A Religious Approach to Environmental Ethics

By: Kosho Niwano

July 12, 2016

Religion and Development: Building Partnerships to Fight Poverty

The earth’s climate has undergone major changes, but the current situation of global warming is quite different from that of the past, in that human activity is causing it. Technological advances offer solutions to this problem. For example, the technology exists to control environmental conditions.

We religious leaders, however, must make an appeal to society about environmental ethics that involve such things as the attitude and lifestyle of each person. All of us, whose lives are supported by this miraculous planet earth, need to think about what we can and should do to protect the earth’s environment, so that all of us can continue to live here.

“Thou shalt not kill” is one of the Ten Commandments on the tablets given to Moses, and freeing oneself from desire is a core teaching of Shakyamuni Buddha. Religious leaders continue to teach these values today, from which we should know that human beings are a weak form of existence that, if left to our own devices, will increase violence and greed. Therefore, in every generation, tempering human desire has been one of the key issues addressed by religious leaders. In other words, the question before us is, “how can we control the flames of human desire?”  

Ryoanji is a Zen temple located in Kyoto, Japan. This Rinzai sect temple is famous for its stone garden. In one corner of the garden sits a hand-washing basin that was donated by the influential Edo-era feudal lord Mitsukuni Tokugawa (1628-1701). Carved around the rim of the basin is the phrase, “I only know satisfaction.”

This phrase tells us that the source of human happiness is a mind that knows what it means to be satisfied. Nothing can make us happy if our minds cannot grasp the deeper meaning of satisfaction. In that case, no amount of financial, material, or social reward can ever make us truly happy. 

According to Shakyamuni Buddha, a person who truly knows satisfaction is calm in heart and mind, and a person who does not know satisfaction is confused in heart and mind. To wit, a “poor person” is not someone lacking in possessions, but someone who cannot find satisfaction in any number of possessions. 

“I only know satisfaction” does not merely mean that we should be satisfied with what we now have. It means that we should know that God and the Buddha have already given us everything we need. This phrase expresses the sense of riches and plenty that come from knowing the satisfaction that everything we might ever require has already been given to us. 

All of our lives, we have been sustained by the natural resources of the earth—gifts received from God and the Buddha, gifts that come from the universe. And now, we are faced with the problem of global warming due to greenhouse gasses. However, we religious leaders should not think about this problem in simple terms and suppose that we should change what is unsuitable to human life to what is suitable. Instead, we should think about it from the perspective of “I only know satisfaction.” 

The problem of climate change is extremely inconvenient for we human beings. However, is this not also a message from the earth giving human beings the chance to return to an authentic way of life that accords with the wish of God and the Buddha? We should accept climate change as something that has given us the chance to reclaim this way of life intrinsic to human beings, as a chance to rethink all of our human endeavors, and to understand the importance of living each day with humility. 

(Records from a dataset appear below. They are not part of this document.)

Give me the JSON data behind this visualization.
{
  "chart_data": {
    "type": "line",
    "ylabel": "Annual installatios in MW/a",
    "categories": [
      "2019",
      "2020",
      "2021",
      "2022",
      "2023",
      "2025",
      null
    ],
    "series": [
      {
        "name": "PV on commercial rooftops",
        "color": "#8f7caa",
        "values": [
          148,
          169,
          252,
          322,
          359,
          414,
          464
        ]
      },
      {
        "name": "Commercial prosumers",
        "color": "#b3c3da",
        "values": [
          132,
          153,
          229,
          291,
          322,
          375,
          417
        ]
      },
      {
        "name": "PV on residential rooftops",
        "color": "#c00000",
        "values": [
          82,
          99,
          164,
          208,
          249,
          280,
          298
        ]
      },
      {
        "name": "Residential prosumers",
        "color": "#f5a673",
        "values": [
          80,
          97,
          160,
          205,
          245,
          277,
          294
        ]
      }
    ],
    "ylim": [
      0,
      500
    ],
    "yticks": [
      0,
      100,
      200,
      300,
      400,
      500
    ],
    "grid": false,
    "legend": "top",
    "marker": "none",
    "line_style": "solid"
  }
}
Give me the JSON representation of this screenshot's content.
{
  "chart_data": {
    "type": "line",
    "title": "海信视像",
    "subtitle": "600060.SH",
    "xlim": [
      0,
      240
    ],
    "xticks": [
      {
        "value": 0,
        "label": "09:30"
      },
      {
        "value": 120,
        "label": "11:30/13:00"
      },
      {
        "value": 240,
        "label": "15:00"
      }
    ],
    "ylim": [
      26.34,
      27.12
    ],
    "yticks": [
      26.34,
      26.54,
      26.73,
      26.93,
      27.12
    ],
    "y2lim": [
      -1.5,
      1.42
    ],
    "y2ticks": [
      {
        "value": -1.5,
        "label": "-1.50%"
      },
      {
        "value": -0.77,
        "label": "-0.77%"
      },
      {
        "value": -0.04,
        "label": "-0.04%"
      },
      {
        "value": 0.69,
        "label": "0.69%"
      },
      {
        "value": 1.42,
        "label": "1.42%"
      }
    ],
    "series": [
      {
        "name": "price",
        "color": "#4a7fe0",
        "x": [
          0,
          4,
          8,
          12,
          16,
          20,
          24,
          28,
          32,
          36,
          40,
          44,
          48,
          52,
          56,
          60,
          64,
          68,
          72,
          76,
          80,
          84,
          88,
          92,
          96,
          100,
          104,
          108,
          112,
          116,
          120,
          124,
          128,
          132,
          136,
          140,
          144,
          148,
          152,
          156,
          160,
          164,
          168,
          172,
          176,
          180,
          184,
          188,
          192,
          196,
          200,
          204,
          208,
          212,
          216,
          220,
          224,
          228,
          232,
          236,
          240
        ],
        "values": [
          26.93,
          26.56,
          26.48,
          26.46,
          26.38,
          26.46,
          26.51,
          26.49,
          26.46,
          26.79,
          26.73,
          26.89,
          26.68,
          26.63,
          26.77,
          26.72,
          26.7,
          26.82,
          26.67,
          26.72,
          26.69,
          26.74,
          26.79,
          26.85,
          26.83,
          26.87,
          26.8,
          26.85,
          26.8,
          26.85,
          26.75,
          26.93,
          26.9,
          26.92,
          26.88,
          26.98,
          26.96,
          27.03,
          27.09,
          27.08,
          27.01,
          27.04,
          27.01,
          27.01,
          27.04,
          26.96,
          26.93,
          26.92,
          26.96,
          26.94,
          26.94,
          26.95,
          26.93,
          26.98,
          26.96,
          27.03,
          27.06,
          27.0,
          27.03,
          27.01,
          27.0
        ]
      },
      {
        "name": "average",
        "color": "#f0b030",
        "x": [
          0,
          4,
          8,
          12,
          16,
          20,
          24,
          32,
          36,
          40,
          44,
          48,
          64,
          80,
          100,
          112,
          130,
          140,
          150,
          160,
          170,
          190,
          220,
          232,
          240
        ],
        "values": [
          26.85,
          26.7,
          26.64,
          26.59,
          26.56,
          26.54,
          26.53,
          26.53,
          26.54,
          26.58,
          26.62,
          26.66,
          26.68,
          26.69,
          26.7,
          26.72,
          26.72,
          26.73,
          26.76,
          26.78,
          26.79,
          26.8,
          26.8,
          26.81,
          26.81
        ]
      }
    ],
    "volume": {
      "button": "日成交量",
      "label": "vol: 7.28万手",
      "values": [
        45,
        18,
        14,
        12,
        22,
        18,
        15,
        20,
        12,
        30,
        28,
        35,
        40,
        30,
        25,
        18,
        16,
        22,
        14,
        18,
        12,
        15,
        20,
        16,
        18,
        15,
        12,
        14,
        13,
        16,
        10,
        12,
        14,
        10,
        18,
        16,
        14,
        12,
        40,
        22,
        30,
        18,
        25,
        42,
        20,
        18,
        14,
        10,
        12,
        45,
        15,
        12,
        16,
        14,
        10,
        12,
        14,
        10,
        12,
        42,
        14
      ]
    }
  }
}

Some are of the extreme opinion that “were it not for humanity, there would be no damage to the environment,” and in one sense, this is true. Human economic activity, in and of itself, continues to impact the earth’s environment. And in looking back at my own lifestyle, I cannot say that I have done nothing to adversely effect the environment. On the one hand, there are my brothers and sisters who have been left behind by development, or who suffer in poverty because of the effects of development. Now more than ever, we should be truly, humbly grateful and revere all life forms, and we absolutely must think about how to bring our lifestyles into harmony with the wishes of God and the Buddha, and make such lifestyles our daily practice. 

Moving forward, we will be confronted with numerous environmental issues, and we must address them. Instead of thinking about how to produce short-term solutions to them, we must have action programs with results measured in decades or even centuries. I believe that religious networks will hereafter play increasingly important roles in implementing, in every corner of the world, ongoing, global-scale environmental programs.

One of the basic teachings of Buddhism is that “all things are impermanent.” Through this teaching, we can understand how much our lives are sustained by a great many things and can experience our own selves being made up of everything outside of ourselves. It means that we are all mutually interdependent, that we are coexisting. If we continue to let our desire and greed grow larger, however, we will no longer have the choice of being either victimizers or victims. As long as we are living here on this earth, everyone is a victimizer and everyone is a victim. Therefore, it is important that everyone personally feels that climate change and environmental issues are his or her own problem.

My grandfather, Nikkyo Niwano, the founder of Rissho Kosei-kai, said that, “Everything we receive is a gift from nature. We can never give rise to right faith without asking ourselves, ‘What is the purpose of our lives being supported by a great many things?’” 

I will continue to make every effort, while continuing to ask myself the question posed by Founder Niwano, to lead a lifestyle that acknowledges that I am one living being whose life is sustained by planet earth.